Quarta-Feira, 26 de março de 2025

Postado às 14h00 | 25 Mar 2025 | redação Ex-promessa diz que perdeu quase R$ 1 milhão por vício em apostas

Crédito da foto: Arquivo Pessoal Dodô foi campeão na passagem pelo Bahia

Por Emilio Botta —  ge / São Paulo

 

Paulo Henrique Athanazio viu o jogo deixar de ser paixão para se tornar no seu principal inimigo. Aos 25 anos, o jovem que despontou como promessa no interior de São Paulo agora não consegue mais ir a campo para fazer o que mais amou um dia: jogar futebol. Tudo isso pelas consequências que o vício em apostas online trouxe para a sua vida.

Há três anos, Dodô, como é conhecido, começou a fazer apostas esportivas como brincadeira e uma forma de ganhar um dinheiro extra para complementar a renda. Com o passar do tempo, os valores apostados foram aumentando e os bens conquistados ao longo da carreira como jogador diminuindo. Ele vendeu o carro, o apartamento, esgotou as economias e viu a família se distanciar.

– Comecei nessas apostas esportivas através de outras pessoas, que eram do meio do futebol. Eu vi que ganhava, que perdia e aí comecei a pegar interesse e fazer alguns joguinhos. Fazia de R$ 10 para tentar ganhar R$ 1.000 e não conseguia. Eu ia jogando e vendo coisas da internet, desses caras que apostam, que tinha que aumentar o valor e diminuir o número de jogos. E fui pegando esse costume: jogava e ganhava, perdia, ganhava, perdia.

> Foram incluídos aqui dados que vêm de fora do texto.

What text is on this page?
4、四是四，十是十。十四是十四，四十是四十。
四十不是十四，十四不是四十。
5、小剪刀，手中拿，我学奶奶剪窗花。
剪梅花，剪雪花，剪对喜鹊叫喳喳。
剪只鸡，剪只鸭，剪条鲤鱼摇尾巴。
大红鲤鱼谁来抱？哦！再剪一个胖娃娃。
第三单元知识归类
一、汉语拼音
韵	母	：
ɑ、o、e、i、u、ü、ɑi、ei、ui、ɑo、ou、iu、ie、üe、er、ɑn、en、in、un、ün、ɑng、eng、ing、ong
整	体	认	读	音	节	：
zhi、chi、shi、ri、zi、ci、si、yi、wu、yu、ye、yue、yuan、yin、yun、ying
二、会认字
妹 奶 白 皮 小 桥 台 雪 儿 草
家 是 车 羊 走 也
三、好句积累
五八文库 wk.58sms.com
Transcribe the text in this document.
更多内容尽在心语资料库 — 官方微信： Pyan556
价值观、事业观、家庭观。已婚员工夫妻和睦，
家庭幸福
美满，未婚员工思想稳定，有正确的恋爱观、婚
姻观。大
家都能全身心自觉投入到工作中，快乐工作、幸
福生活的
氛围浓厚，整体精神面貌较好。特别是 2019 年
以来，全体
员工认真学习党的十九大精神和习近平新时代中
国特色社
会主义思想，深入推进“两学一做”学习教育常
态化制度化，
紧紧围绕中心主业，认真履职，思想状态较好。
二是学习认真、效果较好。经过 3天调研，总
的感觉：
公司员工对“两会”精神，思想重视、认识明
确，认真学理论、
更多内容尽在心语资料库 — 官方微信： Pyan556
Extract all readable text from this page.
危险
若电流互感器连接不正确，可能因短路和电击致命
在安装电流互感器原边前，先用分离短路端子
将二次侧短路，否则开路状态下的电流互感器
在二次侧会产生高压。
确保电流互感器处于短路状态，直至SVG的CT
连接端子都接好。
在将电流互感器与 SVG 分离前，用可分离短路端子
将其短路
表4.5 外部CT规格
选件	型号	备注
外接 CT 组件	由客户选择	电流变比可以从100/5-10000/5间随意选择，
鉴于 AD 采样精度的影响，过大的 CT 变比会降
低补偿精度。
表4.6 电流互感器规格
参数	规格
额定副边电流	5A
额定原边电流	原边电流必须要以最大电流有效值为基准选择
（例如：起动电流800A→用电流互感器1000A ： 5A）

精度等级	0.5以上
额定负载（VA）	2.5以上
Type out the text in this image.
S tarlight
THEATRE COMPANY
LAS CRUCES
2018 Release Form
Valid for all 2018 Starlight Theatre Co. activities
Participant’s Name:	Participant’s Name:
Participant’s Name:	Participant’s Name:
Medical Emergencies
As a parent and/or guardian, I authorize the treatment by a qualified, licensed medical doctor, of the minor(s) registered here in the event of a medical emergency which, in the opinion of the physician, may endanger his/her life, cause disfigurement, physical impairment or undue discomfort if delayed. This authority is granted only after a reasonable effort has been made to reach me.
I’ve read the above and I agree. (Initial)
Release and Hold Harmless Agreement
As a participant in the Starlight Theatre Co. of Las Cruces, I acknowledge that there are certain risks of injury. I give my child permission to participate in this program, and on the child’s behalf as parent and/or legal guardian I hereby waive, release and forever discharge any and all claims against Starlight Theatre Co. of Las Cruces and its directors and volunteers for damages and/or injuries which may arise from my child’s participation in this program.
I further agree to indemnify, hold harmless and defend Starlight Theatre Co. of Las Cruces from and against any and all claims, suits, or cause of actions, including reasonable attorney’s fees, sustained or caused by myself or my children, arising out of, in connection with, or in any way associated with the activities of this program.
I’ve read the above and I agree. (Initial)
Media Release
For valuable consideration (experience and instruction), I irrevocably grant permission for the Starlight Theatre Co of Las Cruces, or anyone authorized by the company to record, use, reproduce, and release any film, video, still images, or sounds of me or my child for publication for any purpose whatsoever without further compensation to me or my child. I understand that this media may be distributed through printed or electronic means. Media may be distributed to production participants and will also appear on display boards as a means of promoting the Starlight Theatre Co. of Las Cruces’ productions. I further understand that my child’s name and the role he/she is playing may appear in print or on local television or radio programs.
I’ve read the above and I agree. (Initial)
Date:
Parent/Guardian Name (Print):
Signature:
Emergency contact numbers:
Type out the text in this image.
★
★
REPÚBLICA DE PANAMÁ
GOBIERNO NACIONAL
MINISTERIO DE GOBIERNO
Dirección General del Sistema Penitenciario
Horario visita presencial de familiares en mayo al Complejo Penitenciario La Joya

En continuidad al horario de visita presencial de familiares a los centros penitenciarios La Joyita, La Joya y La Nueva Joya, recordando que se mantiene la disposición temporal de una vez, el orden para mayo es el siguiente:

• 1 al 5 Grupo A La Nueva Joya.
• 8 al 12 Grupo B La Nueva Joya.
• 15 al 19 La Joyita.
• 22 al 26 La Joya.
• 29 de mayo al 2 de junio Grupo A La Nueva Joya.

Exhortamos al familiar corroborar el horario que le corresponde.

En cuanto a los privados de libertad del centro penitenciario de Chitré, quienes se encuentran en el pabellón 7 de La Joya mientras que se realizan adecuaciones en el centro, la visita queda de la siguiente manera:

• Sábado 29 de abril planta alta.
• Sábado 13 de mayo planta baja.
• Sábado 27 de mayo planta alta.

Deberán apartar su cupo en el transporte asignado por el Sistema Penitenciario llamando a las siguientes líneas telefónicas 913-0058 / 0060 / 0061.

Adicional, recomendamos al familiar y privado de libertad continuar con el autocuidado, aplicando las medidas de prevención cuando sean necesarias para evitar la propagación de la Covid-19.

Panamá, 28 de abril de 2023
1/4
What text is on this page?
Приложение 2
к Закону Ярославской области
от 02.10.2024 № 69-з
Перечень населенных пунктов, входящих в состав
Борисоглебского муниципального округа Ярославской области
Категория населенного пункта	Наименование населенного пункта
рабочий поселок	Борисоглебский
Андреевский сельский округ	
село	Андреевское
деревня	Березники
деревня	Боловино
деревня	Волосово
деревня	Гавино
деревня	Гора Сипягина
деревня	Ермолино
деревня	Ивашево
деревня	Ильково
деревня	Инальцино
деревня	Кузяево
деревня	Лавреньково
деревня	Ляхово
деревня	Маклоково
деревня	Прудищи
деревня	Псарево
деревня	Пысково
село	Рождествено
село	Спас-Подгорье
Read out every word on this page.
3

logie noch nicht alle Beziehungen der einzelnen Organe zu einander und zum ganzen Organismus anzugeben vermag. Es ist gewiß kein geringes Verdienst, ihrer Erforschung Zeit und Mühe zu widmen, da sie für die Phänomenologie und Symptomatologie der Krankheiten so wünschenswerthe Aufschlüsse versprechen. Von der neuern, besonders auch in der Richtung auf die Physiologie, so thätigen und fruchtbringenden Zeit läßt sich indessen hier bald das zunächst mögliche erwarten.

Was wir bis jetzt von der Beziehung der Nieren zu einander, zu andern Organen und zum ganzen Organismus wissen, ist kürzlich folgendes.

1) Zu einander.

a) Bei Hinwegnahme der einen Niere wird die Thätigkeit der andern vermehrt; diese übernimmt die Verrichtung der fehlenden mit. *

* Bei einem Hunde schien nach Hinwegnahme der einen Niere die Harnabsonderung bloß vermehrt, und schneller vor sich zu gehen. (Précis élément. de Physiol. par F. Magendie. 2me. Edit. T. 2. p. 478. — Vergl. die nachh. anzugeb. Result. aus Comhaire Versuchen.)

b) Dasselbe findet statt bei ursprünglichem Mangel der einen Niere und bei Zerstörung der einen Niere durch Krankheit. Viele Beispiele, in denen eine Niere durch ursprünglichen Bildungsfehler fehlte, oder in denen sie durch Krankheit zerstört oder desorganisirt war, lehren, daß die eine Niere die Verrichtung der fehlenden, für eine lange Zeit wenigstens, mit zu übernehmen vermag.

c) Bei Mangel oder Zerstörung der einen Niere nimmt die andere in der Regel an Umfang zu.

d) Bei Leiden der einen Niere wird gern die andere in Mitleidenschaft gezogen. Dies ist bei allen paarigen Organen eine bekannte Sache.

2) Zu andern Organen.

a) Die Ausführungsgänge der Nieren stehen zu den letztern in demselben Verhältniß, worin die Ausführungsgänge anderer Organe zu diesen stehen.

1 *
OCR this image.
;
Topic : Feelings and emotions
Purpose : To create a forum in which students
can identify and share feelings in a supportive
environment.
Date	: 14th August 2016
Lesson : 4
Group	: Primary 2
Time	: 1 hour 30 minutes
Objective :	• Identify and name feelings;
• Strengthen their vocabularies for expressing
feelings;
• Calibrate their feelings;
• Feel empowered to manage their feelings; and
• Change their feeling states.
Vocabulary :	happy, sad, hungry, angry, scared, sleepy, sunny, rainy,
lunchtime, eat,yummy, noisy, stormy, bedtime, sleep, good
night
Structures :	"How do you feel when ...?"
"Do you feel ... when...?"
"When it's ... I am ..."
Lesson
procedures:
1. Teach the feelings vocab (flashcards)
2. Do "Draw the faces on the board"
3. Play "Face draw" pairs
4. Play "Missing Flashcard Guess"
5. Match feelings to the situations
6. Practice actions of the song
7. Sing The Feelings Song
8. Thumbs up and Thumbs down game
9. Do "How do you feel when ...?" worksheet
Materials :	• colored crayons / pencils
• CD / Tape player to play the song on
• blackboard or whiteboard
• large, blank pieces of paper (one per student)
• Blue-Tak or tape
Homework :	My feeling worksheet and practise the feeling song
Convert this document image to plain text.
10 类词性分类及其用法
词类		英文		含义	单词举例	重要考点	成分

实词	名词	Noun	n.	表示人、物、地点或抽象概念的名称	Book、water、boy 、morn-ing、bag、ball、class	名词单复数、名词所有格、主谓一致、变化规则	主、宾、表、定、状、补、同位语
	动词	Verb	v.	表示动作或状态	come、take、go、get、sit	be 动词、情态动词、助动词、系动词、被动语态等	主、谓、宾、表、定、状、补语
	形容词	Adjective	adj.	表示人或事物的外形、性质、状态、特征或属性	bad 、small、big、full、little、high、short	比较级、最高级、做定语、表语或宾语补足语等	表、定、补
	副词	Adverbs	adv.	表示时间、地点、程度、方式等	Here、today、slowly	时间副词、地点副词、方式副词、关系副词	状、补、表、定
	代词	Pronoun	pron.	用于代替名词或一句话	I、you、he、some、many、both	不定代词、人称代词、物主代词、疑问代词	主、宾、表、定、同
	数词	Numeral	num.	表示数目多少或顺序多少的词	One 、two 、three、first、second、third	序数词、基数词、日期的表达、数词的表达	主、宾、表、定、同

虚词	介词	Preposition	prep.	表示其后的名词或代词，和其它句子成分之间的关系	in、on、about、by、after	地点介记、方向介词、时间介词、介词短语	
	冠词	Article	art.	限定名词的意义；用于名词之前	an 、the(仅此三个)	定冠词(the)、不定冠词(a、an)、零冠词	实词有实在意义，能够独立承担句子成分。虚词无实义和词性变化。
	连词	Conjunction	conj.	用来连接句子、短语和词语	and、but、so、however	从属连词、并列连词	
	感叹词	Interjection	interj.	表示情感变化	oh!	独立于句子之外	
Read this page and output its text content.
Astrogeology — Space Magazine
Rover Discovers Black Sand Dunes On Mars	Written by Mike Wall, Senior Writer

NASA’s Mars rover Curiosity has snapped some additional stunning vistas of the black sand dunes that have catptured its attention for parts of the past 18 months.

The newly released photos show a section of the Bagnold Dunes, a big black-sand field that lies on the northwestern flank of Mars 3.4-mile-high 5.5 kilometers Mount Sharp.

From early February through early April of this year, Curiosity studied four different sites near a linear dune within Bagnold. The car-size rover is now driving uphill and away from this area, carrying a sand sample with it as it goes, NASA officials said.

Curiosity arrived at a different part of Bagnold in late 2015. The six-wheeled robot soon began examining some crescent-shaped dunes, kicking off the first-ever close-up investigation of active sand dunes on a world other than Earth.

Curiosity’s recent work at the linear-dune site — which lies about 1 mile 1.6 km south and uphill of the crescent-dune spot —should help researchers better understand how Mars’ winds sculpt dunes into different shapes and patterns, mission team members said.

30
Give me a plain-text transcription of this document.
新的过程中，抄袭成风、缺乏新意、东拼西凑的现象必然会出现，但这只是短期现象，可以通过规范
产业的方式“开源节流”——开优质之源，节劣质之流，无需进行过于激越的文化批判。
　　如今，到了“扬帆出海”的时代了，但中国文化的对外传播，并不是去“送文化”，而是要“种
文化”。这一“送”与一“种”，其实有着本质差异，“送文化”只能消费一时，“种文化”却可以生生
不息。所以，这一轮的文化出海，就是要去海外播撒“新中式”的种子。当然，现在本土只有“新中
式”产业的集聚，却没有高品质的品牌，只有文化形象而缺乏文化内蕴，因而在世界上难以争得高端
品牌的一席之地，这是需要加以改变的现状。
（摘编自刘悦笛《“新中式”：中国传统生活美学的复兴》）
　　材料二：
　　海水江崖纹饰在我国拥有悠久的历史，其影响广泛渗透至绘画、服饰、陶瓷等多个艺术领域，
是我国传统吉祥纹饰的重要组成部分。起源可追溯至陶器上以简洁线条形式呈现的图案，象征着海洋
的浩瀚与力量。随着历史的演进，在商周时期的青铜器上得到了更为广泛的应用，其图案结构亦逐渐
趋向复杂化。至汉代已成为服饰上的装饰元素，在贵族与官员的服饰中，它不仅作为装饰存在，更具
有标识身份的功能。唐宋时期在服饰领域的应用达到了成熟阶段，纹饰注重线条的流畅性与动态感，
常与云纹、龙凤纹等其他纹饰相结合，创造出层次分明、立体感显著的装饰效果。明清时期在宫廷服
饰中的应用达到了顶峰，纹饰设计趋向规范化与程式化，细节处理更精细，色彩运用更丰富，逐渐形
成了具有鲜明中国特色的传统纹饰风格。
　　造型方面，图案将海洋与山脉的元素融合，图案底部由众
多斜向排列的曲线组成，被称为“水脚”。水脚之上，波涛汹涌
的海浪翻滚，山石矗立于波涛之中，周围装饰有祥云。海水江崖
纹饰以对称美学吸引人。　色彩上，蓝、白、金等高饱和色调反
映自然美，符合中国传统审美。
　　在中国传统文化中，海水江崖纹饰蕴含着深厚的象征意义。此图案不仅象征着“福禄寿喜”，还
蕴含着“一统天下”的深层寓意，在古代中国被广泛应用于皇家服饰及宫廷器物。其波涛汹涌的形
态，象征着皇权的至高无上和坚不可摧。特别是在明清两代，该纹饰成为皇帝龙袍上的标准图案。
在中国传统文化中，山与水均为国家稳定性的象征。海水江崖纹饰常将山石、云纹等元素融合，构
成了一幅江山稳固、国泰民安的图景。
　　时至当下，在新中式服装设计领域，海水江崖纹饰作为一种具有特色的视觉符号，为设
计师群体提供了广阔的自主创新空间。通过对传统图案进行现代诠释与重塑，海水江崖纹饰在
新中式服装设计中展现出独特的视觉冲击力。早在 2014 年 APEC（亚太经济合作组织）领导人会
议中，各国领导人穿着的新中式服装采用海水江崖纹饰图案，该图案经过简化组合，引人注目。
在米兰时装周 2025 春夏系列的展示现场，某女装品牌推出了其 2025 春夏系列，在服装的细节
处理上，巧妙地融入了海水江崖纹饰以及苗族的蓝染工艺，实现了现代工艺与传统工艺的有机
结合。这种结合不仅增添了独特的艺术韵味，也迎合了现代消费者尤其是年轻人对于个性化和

Teve vez que eu ganhei R$ 50 mil no final de semana, teve vez que perdi os R$ 50 mil.

– Eu percebi que estava viciado quando comecei a deixar de focar no futebol. Por exemplo, a gente tinha que treinar 8h da manhã, eu apostava em jogos da Austrália, da Coreia, que começavam duas 2h da manhã e acabavam 4h30, 5h manhã e aí ia dormir. Perdia a aposta e dormia poucas horas de sono e no outro tinha que treinar. Meu rendimento dentro de campo ia caindo. Teve uma época que percebi que tava desfocado, que eu ficava viciado: perdi, mas vou recuperar, perdi, mas vou recuperar, mas ia só perdendo, perdendo – disse, em entrevista ao ge.

 

Mais sobre Dodô

Nome: Paulo Henrique Athanazio

Idade: 25 anos

Posição: meia-atacante

Carreira: Comercial-SP, Botafogo-SPBahiaMirassol, Grêmio Prudente, Anápolis, Catanduva, Uberaba, Desportiva Ferroviária, Democrata-MG e Campinense.

Dodô admite que passou a pedir dinheiro emprestado e mentir sobre o destino do valor. O resultado disso foi o distanciamento do futebol e a queda na carreira, passando por clubes menores e não conseguindo se firmar. O motivo, segundo ele, é que os empréstimos feitos com colegas de elenco acabam rachando o grupo pela falta de pagamento por parte dele.

Segundo Dodô, o prejuízo com as apostas chegou a quase R$ 1 milhão.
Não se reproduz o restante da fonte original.